Bunnie has taken the openness of the Baochip to the max: in addition to the design being open and the ROM bootloader being open, the chip itself is transparent to infrared light, so you can inspect it with a microscope that the silicon you receive is what was promised. It's like a physical checksum to guarantee that the chip's not got malware or comporomized encryption hardware in it.
Recently Bunnie has published a couple of posts on the CrowdSupply campaign page that goes deep into the design details of the chip, comparisons with other chips and designs. As someone who once thought they were going to be a VLSI designer, these posts are magical. I recommend anyone interested in chip design to read them, as they cover decades of CPU design in a few pages.
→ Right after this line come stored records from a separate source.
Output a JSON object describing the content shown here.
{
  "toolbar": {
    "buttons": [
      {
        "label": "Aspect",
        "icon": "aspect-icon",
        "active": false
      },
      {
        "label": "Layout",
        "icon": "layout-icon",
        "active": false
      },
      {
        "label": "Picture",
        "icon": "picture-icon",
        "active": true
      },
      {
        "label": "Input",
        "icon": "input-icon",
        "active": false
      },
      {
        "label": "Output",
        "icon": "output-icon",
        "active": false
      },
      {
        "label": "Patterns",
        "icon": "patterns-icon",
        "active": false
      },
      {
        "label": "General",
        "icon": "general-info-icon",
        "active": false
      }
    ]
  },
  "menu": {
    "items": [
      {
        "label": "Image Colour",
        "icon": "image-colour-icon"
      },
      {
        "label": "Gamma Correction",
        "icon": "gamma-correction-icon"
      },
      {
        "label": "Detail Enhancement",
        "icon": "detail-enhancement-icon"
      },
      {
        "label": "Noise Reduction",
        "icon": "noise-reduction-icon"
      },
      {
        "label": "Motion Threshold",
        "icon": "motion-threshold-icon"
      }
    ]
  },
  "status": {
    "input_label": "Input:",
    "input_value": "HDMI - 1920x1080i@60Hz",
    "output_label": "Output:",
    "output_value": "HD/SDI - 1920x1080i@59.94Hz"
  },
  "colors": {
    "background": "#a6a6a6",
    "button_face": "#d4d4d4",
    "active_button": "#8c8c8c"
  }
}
The Baochip has four BIO I/O co-processors, that are sort of equivalent to the very cool PIO I/O co-processors in the RP2040/RP2350. In a BIO analysis document, Bunnie describes that while the RP2040's PIOs are conceptually simple, they're really quite complex, comparable to older CISC-style processors in how much can be done with a single instruction. This makes PIO take up a lot of physical space on the chip, so Bunnie took a different approach with the BIO processors: make each one a tiny RISC-V processor running at 700 MHz with a few tricks to make them better for I/O tasks. Since the I/O processors are full RISC computers with much more program space than the 32 instructions of PIO, these BIO co-processors could do additional signal processing tasks.
Disclosure: I'm an aquaintance of Bunnie and have personally backed the Baochip crowdfunding campaign. I can't wait to get my hands on these devboards and play around with the Baochip. A fully open chip that's not patent encumbered is the future. We all talk about open source, but everything we base our open designs on ultimately runs on physical chips that are literal black boxes. Let's change that.
Links about the Baochip
21:51 OpenCode (Paul #3)
OpenCode is a 100% open source AI coding agent licensed under the liberal MIT license. It's built for privacy and does not store any of your data. OpenCode comes with a number of free models you can use or you can connect it to most other AI providers, like Gemini, Claude, and GPT.
OpenCode is available in the terminal or there is an app for your desktop and the web.